These methods established a solid foundation for SSVEP decoding and provided crucial inspiration for the design of subsequent deep learning model architectures. However, traditional approaches exhibit limitations in achieving high-robustness recognition under short-time-window conditions while reducing dependence on calibration data, thereby spurring the introduction of deep learning techniques in this field. Nevertheless, this does not imply that traditional methods have been completely supplanted within the field. On the contrary, they continue to serve as the cornerstone and are still widely employed in current research. In addition to acting as baselines for comparing new models, traditional methods remain the gold standard in studies focused on hardware performance. For instance, in Zhao et al.’s investigation into peri-auricular electrodes for SSVEP paradigms, the TRCA algorithm was utilized to validate the feasibility of the hardware design [24]. Traditional methods will certainly continue to coexist with emerging deep learning approaches in the field, playing an irreplaceable role.

2.3.2. The Emergence of Deep Learning Methods in the Field of SSVEP Decoding

Breakthroughs in deep learning for computer vision and natural language processing have established a new paradigm for SSVEP decoding. As time-series data with spatiotemporal characteristics, EEG signals share similarities with images and text, yet exhibit significant differences, such as low signal-to-noise ratio and strong non-stationarity. Consequently, researchers have begun exploring the transfer of mature deep learning architectures to the specialized domain of EEG signal processing, adapting models to accommodate the unique properties of EEG signals.

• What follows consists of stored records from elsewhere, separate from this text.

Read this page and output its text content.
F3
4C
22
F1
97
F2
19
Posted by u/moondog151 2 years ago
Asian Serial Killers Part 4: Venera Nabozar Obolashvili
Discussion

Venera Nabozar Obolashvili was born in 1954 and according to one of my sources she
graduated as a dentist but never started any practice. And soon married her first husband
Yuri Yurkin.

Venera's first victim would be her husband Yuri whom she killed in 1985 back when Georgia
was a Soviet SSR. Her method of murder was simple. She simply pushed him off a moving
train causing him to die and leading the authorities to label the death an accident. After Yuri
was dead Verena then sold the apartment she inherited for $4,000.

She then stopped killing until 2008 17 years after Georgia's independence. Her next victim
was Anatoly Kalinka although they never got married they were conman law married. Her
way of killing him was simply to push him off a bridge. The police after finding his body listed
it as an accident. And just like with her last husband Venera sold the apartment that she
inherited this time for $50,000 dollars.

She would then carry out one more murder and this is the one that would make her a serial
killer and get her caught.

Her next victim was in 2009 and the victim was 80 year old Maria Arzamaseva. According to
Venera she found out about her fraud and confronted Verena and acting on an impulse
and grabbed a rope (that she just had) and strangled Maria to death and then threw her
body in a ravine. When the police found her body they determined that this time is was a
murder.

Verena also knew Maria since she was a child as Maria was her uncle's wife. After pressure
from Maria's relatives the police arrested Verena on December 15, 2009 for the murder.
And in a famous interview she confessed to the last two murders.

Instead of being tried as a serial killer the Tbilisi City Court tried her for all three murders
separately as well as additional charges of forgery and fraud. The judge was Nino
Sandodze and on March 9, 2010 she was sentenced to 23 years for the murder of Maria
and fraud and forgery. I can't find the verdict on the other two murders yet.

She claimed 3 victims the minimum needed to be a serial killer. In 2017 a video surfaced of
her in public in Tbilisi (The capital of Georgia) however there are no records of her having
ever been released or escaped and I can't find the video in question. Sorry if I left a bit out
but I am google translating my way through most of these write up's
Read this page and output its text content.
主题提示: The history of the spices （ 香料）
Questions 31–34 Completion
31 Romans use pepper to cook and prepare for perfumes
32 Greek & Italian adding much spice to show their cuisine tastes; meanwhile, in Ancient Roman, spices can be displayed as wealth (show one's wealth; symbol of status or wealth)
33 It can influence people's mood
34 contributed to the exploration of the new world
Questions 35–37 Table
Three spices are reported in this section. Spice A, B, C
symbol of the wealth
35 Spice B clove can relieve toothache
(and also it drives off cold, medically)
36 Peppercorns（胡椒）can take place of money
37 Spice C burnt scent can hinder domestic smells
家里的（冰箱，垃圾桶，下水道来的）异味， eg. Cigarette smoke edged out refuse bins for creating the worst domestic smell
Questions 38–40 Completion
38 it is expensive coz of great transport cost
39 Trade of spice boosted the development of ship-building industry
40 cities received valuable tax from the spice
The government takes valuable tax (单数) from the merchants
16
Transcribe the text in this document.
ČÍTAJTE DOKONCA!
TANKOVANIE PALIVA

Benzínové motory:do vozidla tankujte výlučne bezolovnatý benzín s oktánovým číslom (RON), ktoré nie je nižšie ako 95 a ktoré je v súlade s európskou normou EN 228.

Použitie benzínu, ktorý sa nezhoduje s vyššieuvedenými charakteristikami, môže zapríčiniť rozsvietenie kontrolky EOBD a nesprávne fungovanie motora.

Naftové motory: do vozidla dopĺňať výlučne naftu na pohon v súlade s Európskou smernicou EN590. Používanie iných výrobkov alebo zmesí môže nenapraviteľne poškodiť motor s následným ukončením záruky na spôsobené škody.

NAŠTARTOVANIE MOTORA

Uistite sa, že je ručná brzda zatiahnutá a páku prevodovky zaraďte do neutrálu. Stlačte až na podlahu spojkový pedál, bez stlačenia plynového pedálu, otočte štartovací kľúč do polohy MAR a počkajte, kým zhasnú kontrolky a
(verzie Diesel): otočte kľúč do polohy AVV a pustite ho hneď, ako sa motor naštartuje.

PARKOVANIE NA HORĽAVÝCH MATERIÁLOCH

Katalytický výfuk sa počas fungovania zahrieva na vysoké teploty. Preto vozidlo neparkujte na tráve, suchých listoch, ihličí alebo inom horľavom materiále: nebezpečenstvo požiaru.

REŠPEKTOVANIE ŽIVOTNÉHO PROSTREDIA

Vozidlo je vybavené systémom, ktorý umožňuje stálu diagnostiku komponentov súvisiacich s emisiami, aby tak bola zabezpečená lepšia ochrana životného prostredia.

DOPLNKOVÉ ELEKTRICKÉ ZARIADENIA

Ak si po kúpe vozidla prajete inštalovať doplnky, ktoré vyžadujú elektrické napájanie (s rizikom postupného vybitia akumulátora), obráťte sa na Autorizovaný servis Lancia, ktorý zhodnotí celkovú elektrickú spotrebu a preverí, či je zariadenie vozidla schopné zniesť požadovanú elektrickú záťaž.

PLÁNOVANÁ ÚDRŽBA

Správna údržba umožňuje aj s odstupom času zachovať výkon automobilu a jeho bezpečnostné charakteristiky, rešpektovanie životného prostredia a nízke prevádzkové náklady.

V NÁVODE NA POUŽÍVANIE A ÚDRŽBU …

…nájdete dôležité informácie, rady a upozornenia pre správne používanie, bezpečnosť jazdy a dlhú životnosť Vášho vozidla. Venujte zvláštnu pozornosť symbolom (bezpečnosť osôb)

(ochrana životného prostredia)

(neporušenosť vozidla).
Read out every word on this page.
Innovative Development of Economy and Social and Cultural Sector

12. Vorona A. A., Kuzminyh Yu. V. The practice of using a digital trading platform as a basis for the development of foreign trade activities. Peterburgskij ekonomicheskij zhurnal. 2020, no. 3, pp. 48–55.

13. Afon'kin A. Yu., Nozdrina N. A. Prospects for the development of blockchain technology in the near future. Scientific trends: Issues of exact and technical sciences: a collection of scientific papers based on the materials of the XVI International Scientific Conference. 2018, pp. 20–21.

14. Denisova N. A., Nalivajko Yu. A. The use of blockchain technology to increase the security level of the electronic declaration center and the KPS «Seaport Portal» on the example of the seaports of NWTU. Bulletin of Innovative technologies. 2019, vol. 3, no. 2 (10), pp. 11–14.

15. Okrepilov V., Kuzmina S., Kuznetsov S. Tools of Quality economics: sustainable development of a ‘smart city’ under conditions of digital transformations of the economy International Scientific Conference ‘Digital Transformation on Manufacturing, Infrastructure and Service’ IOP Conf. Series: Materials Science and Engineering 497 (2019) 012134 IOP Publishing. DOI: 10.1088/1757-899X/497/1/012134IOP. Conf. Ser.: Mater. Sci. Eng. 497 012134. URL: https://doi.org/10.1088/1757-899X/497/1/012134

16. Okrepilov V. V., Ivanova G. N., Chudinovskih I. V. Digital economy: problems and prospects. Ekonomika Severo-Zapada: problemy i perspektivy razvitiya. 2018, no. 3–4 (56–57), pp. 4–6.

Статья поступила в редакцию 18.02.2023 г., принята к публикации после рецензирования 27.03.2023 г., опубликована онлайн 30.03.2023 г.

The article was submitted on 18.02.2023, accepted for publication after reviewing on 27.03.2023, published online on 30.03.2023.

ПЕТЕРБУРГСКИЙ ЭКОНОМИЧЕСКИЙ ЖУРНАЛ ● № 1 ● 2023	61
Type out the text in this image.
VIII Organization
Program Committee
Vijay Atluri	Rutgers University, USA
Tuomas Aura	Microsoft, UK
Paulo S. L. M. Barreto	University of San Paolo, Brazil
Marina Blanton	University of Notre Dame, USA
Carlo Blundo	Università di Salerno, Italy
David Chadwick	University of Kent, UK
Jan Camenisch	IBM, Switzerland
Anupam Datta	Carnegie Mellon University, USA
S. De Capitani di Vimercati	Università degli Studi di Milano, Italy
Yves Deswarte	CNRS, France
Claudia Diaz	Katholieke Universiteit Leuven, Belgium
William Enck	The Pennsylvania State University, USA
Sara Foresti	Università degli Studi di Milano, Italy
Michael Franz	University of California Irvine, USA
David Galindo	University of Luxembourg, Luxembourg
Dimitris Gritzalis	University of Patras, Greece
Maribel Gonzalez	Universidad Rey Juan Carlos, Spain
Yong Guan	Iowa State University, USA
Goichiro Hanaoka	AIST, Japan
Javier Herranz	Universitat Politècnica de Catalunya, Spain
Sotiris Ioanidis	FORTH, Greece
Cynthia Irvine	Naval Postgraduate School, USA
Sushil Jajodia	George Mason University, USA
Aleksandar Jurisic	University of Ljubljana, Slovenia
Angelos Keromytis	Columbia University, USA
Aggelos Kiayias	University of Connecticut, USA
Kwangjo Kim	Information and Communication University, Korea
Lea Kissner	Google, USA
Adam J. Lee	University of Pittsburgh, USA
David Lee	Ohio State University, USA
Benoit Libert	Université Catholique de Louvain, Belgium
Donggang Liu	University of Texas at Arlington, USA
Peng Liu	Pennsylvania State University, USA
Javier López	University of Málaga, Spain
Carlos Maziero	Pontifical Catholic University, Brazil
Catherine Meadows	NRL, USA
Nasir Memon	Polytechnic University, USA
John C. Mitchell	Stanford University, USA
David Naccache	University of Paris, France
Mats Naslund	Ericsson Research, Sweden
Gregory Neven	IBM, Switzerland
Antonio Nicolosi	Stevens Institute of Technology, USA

The introduction of Convolutional Neural Networks (CNNs) marked the advent of automated feature extraction in SSVEP decoding. In 2018, Lawhern et al. proposed EEGNet, an exceptionally compact and lightweight network built on Depthwise Separable Convolution. This architecture enables automatic learning of spatiotemporal features, establishing itself as a crucial reference and benchmark for subsequent research [25]. Subsequent studies revealed that feeding raw signals directly into networks was suboptimal. Researchers attempted to bridge the gap between raw signals and deep learning models by feeding complex spectra or Fast Fourier Transform (FFT) results into CNNs, thereby enabling better capture of SSVEP harmonic information [26,27]. Furthermore, drawing inspiration from traditional filter-bank approaches, researchers designed multi-branch CNN architectures to separately extract fundamental-frequency and harmonic-stage features for subsequent fusion. This achieved a deep-learning transformation of the logic underlying widely adopted traditional decoding methods, such as Filter Bank Canonical Correlation Analysis (FBCCA) [26].

Although CNN architectures excel at capturing local features, their limited receptive fields hinder effective detection of long-range temporal dependencies and complex inter-channel nonlinear correlations within EEG sequences. With advancements in large-scale models and the maturation of attention mechanisms, SSVEP decoding has entered the era of “global feature modeling.” In 2023, Chen et al. introduced the SSVEPFormer model, pioneering the application of Transformer architectures in this field. This model uses self-attention mechanisms to dynamically assign weights across time points and channels, thereby capturing long-range dependencies in EEG sequences. It significantly outperformed traditional methods and early CNN models [28] in accuracy within extremely short time windows (0.2 s–0.5 s), resolving the trade-off between high recognition accuracy and short response latency in SSVEP decoding.

As model architectures mature, recent research has shifted focus from purely pursuing accuracy in laboratory settings to enhancing the practicality of algorithms in complex real-world environments. Researchers have widely adopted transfer learning and domain adaptation methods to address inter-subject variability while employing data augmentation techniques such as channel correlation reconstruction and generative adversarial networks [29,30]. Current algorithms are tackling engineering bottlenecks such as “zero calibration” and “short time windows,” aiming to achieve truly “plug-and-play” SSVEP-BCI systems.

3. Methodology

3.1. Literature Search Strategy

This study aims to identify empirical research on SSVEP deep learning decoding algorithms for mobile BCI applications, validated on the Tsinghua University Benchmark dataset. The search was conducted on 28 February 2026, utilizing the Web of Science Core Collection as the primary database, which covers the Science Citation Index Expanded, Social Sciences Citation Index, Arts & Humanities Citation Index, Conference Proceedings Citation Index, and Emerging Sources Citation Index.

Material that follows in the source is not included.